Re: CIFS authentication with LDAP

nerscsysadm — Fri, 19 Mar 2010 09:16:49 GMT

rkaramchedu1 wrote:
Mar 18 16:41:00 [server] slapd[74]: SASL [conn=1204363] Failure: Couldn't find mech DIGEST-MD5
Mar 18 16:41:00 [server] slapd[74]: bind: invalid dn ([ldap_admin])
Looks like your ldap server (slapd) is receiving SASL bind call (either it is set on the server to accept only SASL connections or it's the client requesting). Note that this has nothing to do with User Authentication and its encryption.. (think of this has handshake that happens much before). 
It seems like client is requesting a SASL bind with DIGEST-MD5 mechanism that the server is not configured to support  - With that being the case, the subsequent ldap bind-dn is failing. If this handshake is not successful, then no subsequent ldap queries are allowed.
HTH

Since the client is the OnTap 8.0 simulator, do you know how to change the requesting SASL bind to something else than DIGEST-MD5?

Regards,

Lars-Gunnar

Re: CIFS authentication with LDAP

rkaramchedu1 — Sat, 15 Jan 2011 23:28:46 GMT

It's a bit late on this reply but was looking into the ldap stuff cause someone else asked me a question on it..

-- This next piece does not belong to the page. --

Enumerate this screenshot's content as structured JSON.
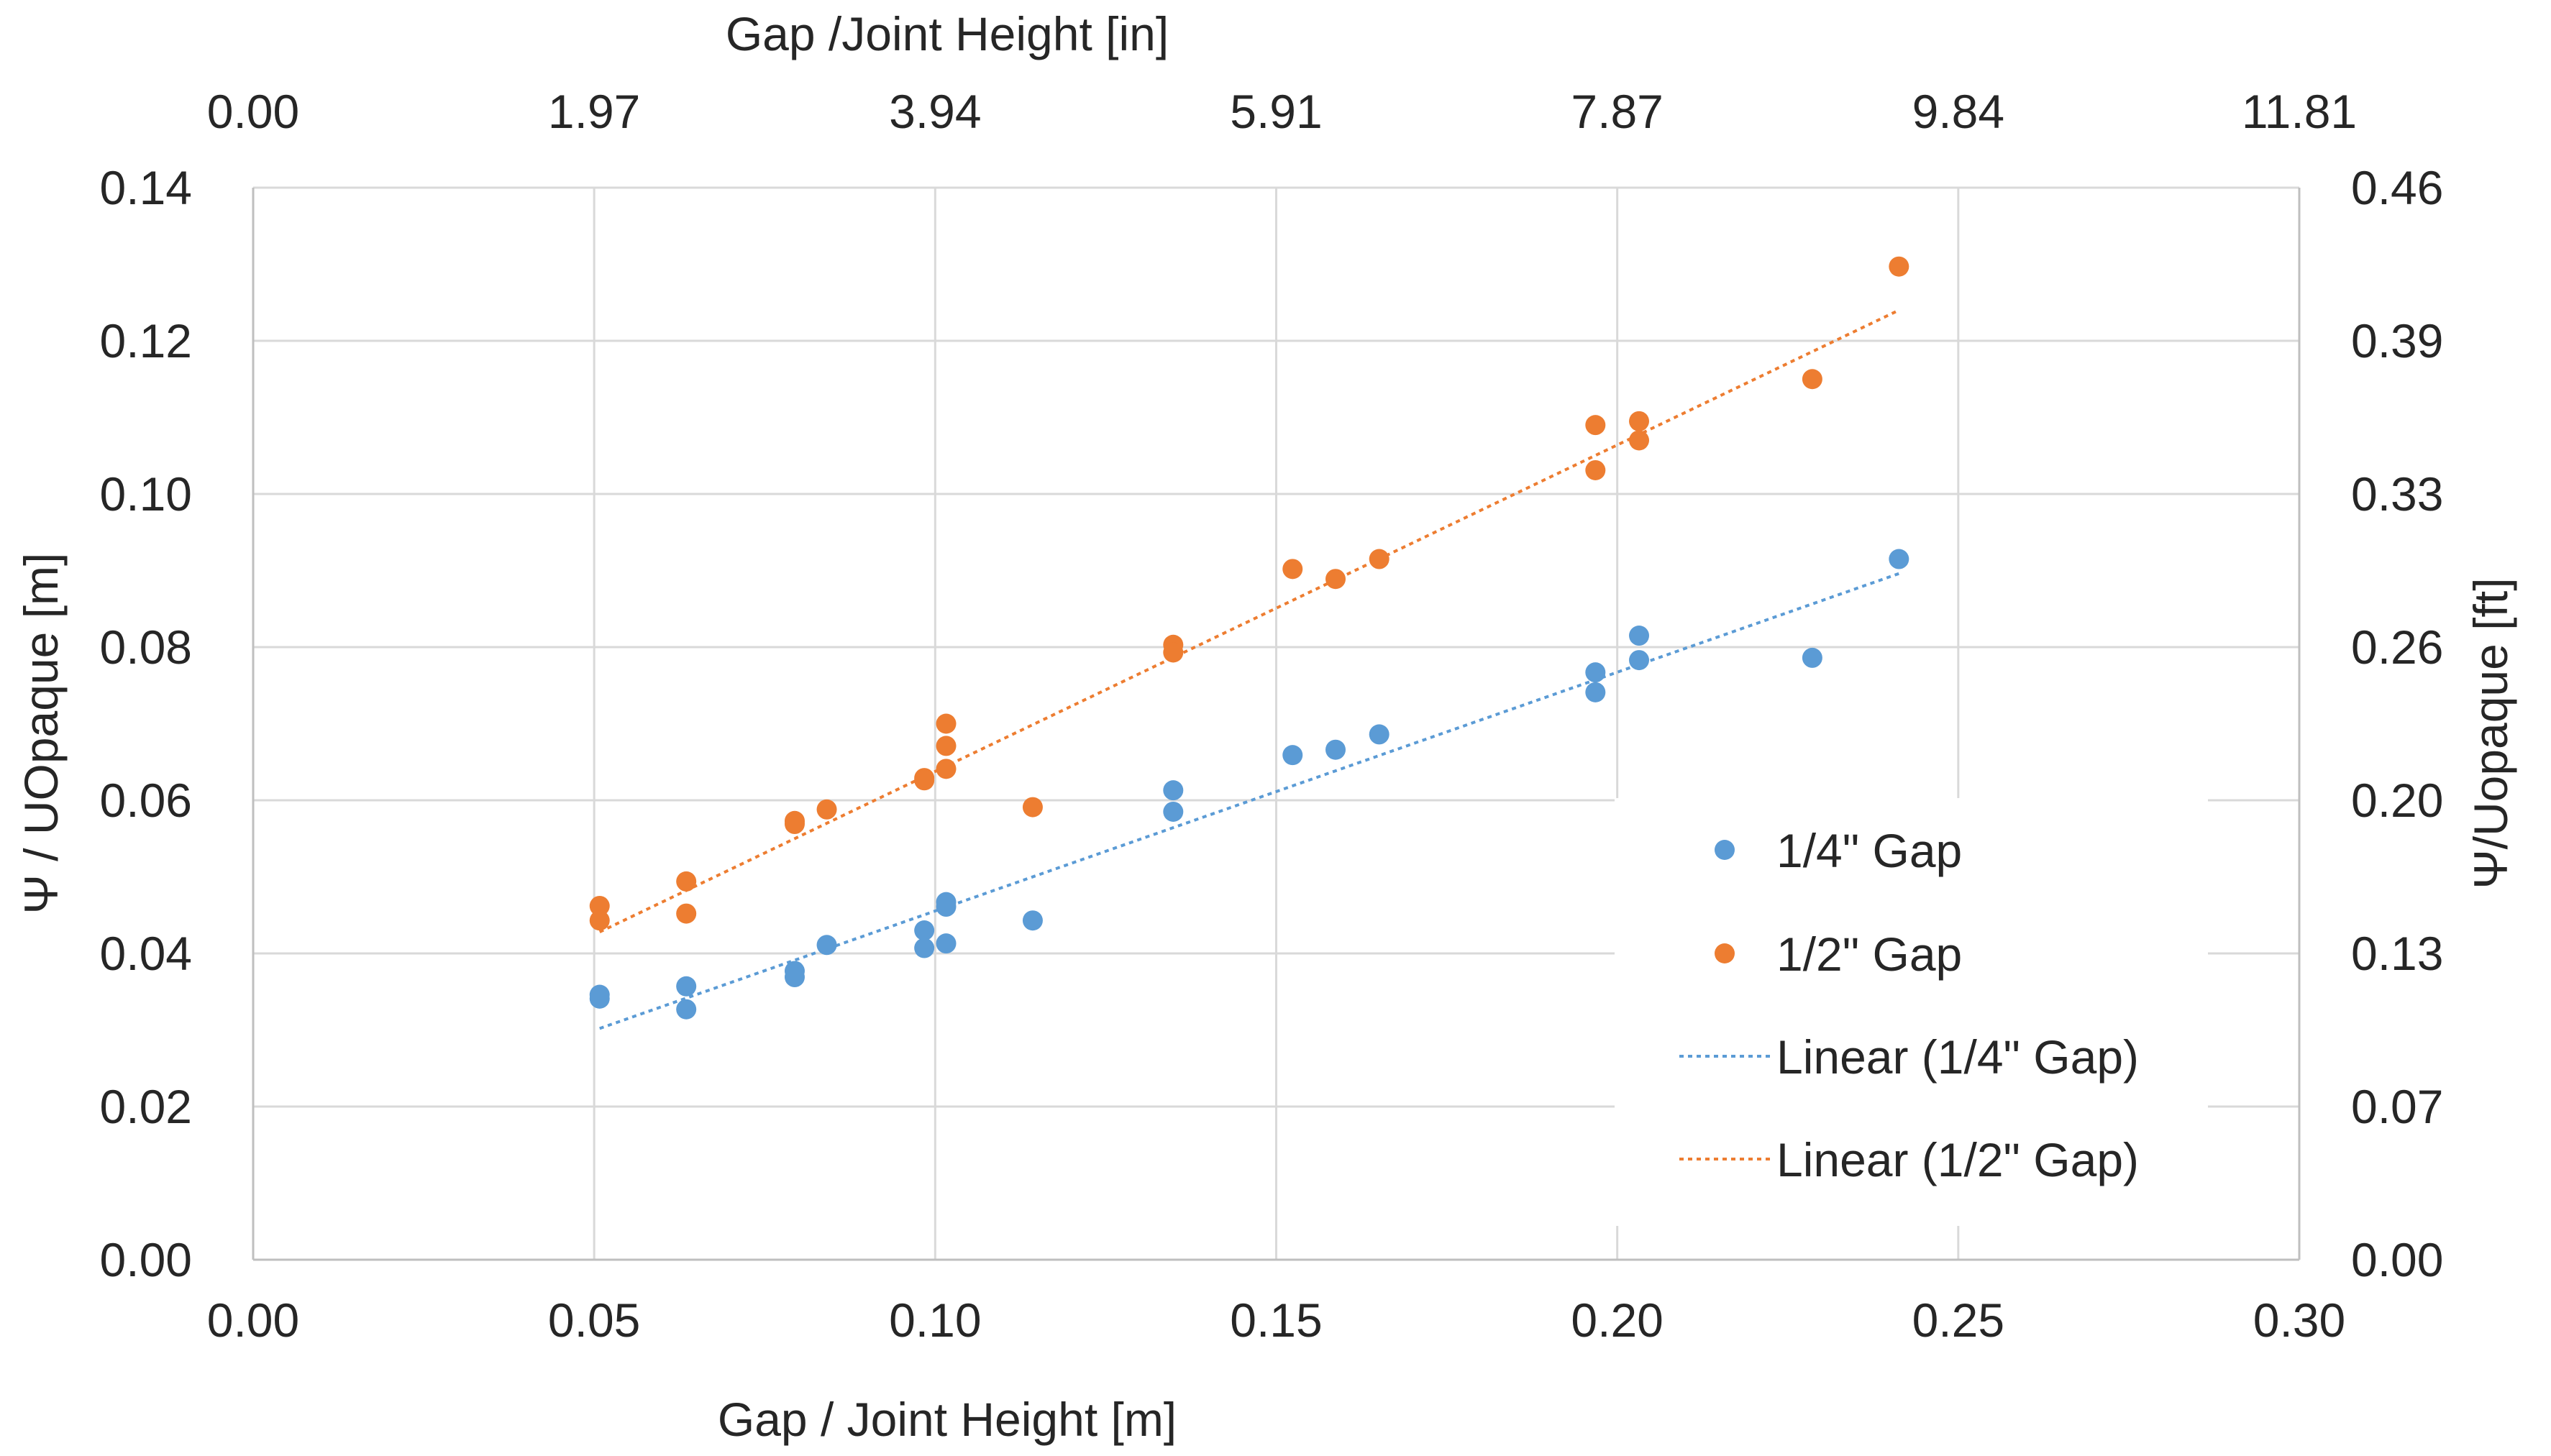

The options ldap.name and ldap.passwd are used for SASL binding. You have a value set for ldap.name. Blank that out and for good measure, blank the ldap.passwd as well (note that you'll still see the six ***s after this). That should set non-SASL bind with your settings.

Re: CIFS authentication with LDAP

rkaramchedu1 — Sat, 15 Jan 2011 23:30:30 GMT

After testing, found out that method is the only method that works with NetApp LDAP.. wish this was documented this a bit better...

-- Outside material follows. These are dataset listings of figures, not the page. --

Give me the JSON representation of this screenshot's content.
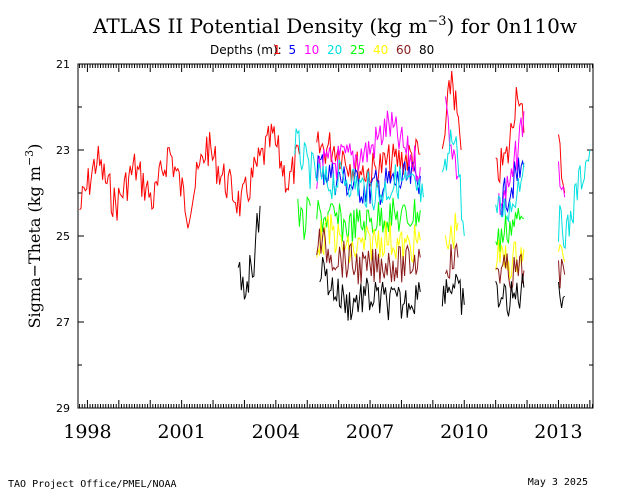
{
  "chart_data": {
    "type": "line",
    "title": "ATLAS II Potential Density (kg m",
    "title_sup": "−3",
    "title_end": ") for 0n110w",
    "legend_label": "Depths (m):",
    "ylabel": "Sigma−Theta (kg m",
    "ylabel_sup": "−3",
    "ylabel_end": ")",
    "ylim": [
      29,
      21
    ],
    "yticks": [
      "21",
      "23",
      "25",
      "27",
      "29"
    ],
    "xlim": [
      1997.7,
      2014.1
    ],
    "xticks": [
      "1998",
      "2001",
      "2004",
      "2007",
      "2010",
      "2013"
    ],
    "series": [
      {
        "name": "1",
        "color": "#ff0000",
        "segments": [
          {
            "x": [
              1997.75,
              1998.3,
              1998.9,
              1999.5,
              2000.1,
              2000.6,
              2001.2,
              2001.8,
              2002.3,
              2002.9,
              2003.4,
              2003.9,
              2004.4,
              2004.75
            ],
            "y": [
              24.4,
              23.2,
              24.3,
              23.4,
              24.2,
              23.0,
              24.4,
              22.9,
              23.6,
              24.3,
              23.4,
              22.7,
              23.8,
              23.1
            ]
          },
          {
            "x": [
              2005.3,
              2005.9,
              2006.5,
              2007.0,
              2007.6,
              2008.1,
              2008.6
            ],
            "y": [
              23.0,
              22.9,
              23.4,
              23.5,
              23.3,
              23.2,
              23.1
            ]
          },
          {
            "x": [
              2009.3,
              2009.6,
              2009.9
            ],
            "y": [
              23.2,
              21.2,
              23.0
            ]
          },
          {
            "x": [
              2011.0,
              2011.4,
              2011.7,
              2011.9
            ],
            "y": [
              23.6,
              23.1,
              21.4,
              22.6
            ]
          },
          {
            "x": [
              2013.0,
              2013.2
            ],
            "y": [
              22.9,
              24.0
            ]
          }
        ]
      },
      {
        "name": "5",
        "color": "#0000ff",
        "segments": [
          {
            "x": [
              2005.3,
              2005.8,
              2006.4,
              2007.0,
              2007.6,
              2008.2,
              2008.6
            ],
            "y": [
              23.3,
              23.6,
              23.8,
              23.9,
              23.8,
              23.7,
              23.6
            ]
          },
          {
            "x": [
              2011.2,
              2011.6,
              2011.9
            ],
            "y": [
              24.2,
              23.7,
              23.4
            ]
          }
        ]
      },
      {
        "name": "10",
        "color": "#ff00ff",
        "segments": [
          {
            "x": [
              2005.3,
              2005.8,
              2006.4,
              2007.0,
              2007.6,
              2008.2,
              2008.6
            ],
            "y": [
              23.5,
              23.3,
              23.2,
              23.0,
              22.4,
              23.1,
              23.4
            ]
          },
          {
            "x": [
              2009.4,
              2009.8
            ],
            "y": [
              22.0,
              23.6
            ]
          },
          {
            "x": [
              2011.1,
              2011.5,
              2011.9
            ],
            "y": [
              24.3,
              23.8,
              22.1
            ]
          },
          {
            "x": [
              2013.0,
              2013.2
            ],
            "y": [
              23.5,
              24.1
            ]
          }
        ]
      },
      {
        "name": "20",
        "color": "#00e0e0",
        "segments": [
          {
            "x": [
              2004.6,
              2005.0,
              2005.6,
              2006.2,
              2006.8,
              2007.3,
              2007.9,
              2008.4,
              2008.7
            ],
            "y": [
              22.8,
              23.4,
              23.8,
              23.6,
              23.9,
              24.0,
              23.7,
              23.9,
              24.1
            ]
          },
          {
            "x": [
              2009.3,
              2009.7,
              2010.0
            ],
            "y": [
              23.9,
              22.4,
              25.0
            ]
          },
          {
            "x": [
              2011.0,
              2011.5,
              2011.9
            ],
            "y": [
              24.5,
              24.3,
              23.3
            ]
          },
          {
            "x": [
              2013.0,
              2013.3,
              2013.6,
              2014.0
            ],
            "y": [
              24.7,
              24.9,
              23.9,
              23.0
            ]
          }
        ]
      },
      {
        "name": "25",
        "color": "#00ff00",
        "segments": [
          {
            "x": [
              2004.7,
              2004.9,
              2005.1
            ],
            "y": [
              24.5,
              24.8,
              24.3
            ]
          },
          {
            "x": [
              2005.3,
              2005.8,
              2006.3,
              2006.9,
              2007.5,
              2008.1,
              2008.6
            ],
            "y": [
              24.5,
              24.6,
              24.8,
              24.7,
              24.5,
              24.6,
              24.4
            ]
          },
          {
            "x": [
              2011.0,
              2011.5,
              2011.9
            ],
            "y": [
              25.2,
              24.7,
              24.6
            ]
          }
        ]
      },
      {
        "name": "40",
        "color": "#ffff00",
        "segments": [
          {
            "x": [
              2005.3,
              2005.8,
              2006.3,
              2006.9,
              2007.5,
              2008.1,
              2008.6
            ],
            "y": [
              25.1,
              24.9,
              25.4,
              25.2,
              25.0,
              25.3,
              25.1
            ]
          },
          {
            "x": [
              2009.4,
              2009.8
            ],
            "y": [
              25.3,
              24.7
            ]
          },
          {
            "x": [
              2011.0,
              2011.5,
              2011.9
            ],
            "y": [
              25.5,
              25.6,
              25.3
            ]
          },
          {
            "x": [
              2013.0,
              2013.2
            ],
            "y": [
              25.4,
              25.6
            ]
          }
        ]
      },
      {
        "name": "60",
        "color": "#8b1a1a",
        "segments": [
          {
            "x": [
              2005.3,
              2005.8,
              2006.3,
              2006.9,
              2007.5,
              2008.1,
              2008.6
            ],
            "y": [
              25.1,
              25.4,
              25.6,
              25.8,
              25.6,
              25.7,
              25.5
            ]
          },
          {
            "x": [
              2009.4,
              2009.8
            ],
            "y": [
              25.6,
              25.5
            ]
          },
          {
            "x": [
              2011.0,
              2011.5,
              2011.9
            ],
            "y": [
              25.7,
              25.9,
              25.8
            ]
          },
          {
            "x": [
              2013.0,
              2013.2
            ],
            "y": [
              25.8,
              25.9
            ]
          }
        ]
      },
      {
        "name": "80",
        "color": "#000000",
        "segments": [
          {
            "x": [
              2002.8,
              2003.0,
              2003.3,
              2003.5
            ],
            "y": [
              26.0,
              26.2,
              25.5,
              24.3
            ]
          },
          {
            "x": [
              2005.4,
              2005.8,
              2006.3,
              2006.8,
              2007.4,
              2008.0,
              2008.6
            ],
            "y": [
              25.7,
              26.2,
              26.6,
              26.4,
              26.5,
              26.6,
              26.3
            ]
          },
          {
            "x": [
              2009.3,
              2009.6,
              2010.0
            ],
            "y": [
              26.2,
              26.1,
              26.6
            ]
          },
          {
            "x": [
              2011.0,
              2011.5,
              2011.9
            ],
            "y": [
              26.4,
              26.5,
              26.2
            ]
          },
          {
            "x": [
              2013.0,
              2013.2
            ],
            "y": [
              26.1,
              26.4
            ]
          }
        ]
      }
    ]
  },
  "footer": {
    "left": "TAO Project Office/PMEL/NOAA",
    "right": "May  3 2025"
  }
}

Re: CIFS authentication with LDAP

BRLUNDDAL — Tue, 14 Jun 2011 17:49:42 GMT

But a non-SASL bind against an Open Directory server returns passwords in Clear text, and Samba on Macs don't accept Clear Text passwords.

Edit: Found out how to enable Clear Text password by editing/creating the nsmb.conf file (Btw. the same works in Lion even though it doesn't use Samba anymore).

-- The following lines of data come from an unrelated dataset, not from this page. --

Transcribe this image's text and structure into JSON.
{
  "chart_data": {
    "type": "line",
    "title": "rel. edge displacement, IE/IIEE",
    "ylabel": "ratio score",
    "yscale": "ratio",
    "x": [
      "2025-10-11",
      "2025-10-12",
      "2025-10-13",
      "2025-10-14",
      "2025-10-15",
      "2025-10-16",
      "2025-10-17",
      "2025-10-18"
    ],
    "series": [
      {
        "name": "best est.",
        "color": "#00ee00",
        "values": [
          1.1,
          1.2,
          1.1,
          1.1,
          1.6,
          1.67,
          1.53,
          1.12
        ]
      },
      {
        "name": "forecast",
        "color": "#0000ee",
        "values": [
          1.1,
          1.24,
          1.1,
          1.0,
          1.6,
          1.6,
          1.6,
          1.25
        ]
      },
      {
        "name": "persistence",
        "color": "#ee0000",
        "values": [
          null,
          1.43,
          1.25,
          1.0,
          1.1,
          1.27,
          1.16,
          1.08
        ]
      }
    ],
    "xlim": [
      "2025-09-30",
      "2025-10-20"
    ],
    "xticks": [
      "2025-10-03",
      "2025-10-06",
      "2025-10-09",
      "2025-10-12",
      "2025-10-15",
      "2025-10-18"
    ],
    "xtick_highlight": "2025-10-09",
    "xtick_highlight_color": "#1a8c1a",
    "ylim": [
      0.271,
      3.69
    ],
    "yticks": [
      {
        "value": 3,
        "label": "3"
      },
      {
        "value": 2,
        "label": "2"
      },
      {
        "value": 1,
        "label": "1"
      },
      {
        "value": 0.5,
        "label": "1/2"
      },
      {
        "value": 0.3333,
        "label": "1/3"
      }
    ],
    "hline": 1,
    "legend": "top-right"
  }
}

Another thing I discovered in my environment, where the LDAP is an Apple Open Directory server, is that ldap.nssmap.attribute.userPassword should be set to Password instead of userPassword.

Re: CIFS authentication with LDAP

sam_wozniak — Tue, 16 Oct 2012 22:19:38 GMT

I'd really like to know how to change the requesting SASL bind to something else besides DIGEST-MD5. Is it possible? We're running DOT 8.1.1 and not in a Sim.